What is a MIND diet, and how can it help ward off Alzheimer's?
Learn about a new diet that combines 2 highly regarded nutrition plans into one.
Can a diet prevent dementia? New research on the MIND diet, a combination of the popular Mediterranean and DASH diets, is showing promising signs that better nutrition can, indeed, help save our brains.
Researchers at the Rush University Medical Center in Chicago reported that the MIND diet lowered the risk of Alzheimer's by as much as 53 percent in participants who adhered to the diet rigorously, and by about 35 percent in those who followed it moderately, according to a paper published online in the journal Alzheimer’s & Dementia: The Journal of the Alzheimer’s Association. And just this week, the MIND (Mediterranean-DASH Intervention for Neurodegenerative Delay) diet was ranked the No. 2 overall diet by U.S. News and World Report.
So how do you follow this diet, exactly? It starts with least three servings of whole grains, a salad and one other vegetable every day – along with a glass of wine, which may explain why it's such an easy diet to follow. Snacks are mostly nuts, legumes and berries. Fish is prescribed once a week, and foods like cheese and red meat should be limited to less than a serving a day.

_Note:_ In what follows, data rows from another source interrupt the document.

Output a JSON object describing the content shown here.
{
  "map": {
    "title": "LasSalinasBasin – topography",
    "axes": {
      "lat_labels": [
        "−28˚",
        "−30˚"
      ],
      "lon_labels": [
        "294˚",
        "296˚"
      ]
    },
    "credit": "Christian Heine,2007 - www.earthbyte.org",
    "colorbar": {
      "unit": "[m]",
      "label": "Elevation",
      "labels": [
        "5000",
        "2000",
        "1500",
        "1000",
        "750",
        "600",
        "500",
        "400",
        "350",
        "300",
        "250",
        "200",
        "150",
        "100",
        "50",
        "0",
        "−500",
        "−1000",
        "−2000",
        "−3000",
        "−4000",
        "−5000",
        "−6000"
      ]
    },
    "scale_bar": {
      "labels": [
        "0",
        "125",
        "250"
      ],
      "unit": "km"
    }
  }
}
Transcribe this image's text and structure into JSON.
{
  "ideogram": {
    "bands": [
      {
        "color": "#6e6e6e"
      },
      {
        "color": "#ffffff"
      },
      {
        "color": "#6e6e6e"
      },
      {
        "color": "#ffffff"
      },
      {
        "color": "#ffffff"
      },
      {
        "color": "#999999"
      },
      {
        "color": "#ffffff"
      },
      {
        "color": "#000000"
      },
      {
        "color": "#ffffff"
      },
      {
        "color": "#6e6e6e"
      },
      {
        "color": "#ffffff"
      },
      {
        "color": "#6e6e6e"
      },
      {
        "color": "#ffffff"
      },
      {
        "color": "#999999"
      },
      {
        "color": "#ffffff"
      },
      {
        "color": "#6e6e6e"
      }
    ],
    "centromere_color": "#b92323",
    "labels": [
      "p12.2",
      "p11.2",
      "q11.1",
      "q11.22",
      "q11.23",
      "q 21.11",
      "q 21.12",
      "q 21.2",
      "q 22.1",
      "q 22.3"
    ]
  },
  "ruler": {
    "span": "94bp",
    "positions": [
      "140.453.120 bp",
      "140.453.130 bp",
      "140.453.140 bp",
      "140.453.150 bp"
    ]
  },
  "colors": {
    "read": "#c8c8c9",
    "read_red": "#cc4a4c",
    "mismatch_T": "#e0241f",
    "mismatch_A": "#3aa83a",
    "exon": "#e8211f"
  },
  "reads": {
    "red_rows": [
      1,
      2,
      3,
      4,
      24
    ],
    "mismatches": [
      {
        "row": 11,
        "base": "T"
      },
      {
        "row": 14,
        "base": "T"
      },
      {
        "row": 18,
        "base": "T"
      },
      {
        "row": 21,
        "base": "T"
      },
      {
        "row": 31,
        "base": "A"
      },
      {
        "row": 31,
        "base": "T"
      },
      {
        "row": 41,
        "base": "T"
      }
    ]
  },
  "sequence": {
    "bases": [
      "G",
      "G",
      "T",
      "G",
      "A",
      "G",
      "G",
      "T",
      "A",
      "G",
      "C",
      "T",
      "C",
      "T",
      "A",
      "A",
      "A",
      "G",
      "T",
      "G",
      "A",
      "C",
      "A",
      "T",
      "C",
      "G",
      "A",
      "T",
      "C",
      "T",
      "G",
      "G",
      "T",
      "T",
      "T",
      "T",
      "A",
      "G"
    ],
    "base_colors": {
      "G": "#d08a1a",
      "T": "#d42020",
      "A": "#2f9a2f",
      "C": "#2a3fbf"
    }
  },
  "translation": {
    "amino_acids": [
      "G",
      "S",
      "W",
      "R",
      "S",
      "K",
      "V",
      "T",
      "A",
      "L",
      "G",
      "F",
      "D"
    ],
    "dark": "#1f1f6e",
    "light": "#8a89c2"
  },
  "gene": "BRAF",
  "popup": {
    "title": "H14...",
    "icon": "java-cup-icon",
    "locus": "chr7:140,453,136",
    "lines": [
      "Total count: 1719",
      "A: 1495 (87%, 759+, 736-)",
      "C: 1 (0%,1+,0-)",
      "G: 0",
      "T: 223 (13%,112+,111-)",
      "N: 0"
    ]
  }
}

For those who are already fans of the Mediterranean diet – rich in vegetables, nuts, legumes, fish, olive oil and the aforementioned red wine – the MIND hybrid shouldn't be much of a stretch. Both diets boast the ability to reduce risk of several diseases, including breast cancer and stroke, and both are attributed to an overall healthy lifestyle. For its part, DASH stands for Dietary Approaches to Stop Hypertension, which means it's a highly personalized plan primarily focused on lowering high blood pressure.
“One of the more exciting things about this is that people who adhered even moderately to the MIND diet had a reduction in their risk for [Alzheimer's],” said Dr. Martha Clare Morris, a nutritional epidemiologist who developed the MIND diet with a team of colleagues at Rush. “I think that will motivate people.”
Furthermore, Morris and her team found that it's not just about how well you follow this brain-healthy diet – it's about how long. Simply put, the longer you do the diet, the less likely you are to develop Alzheimer's. “You’ll be healthier if you’ve been doing the right thing for a long time," she said.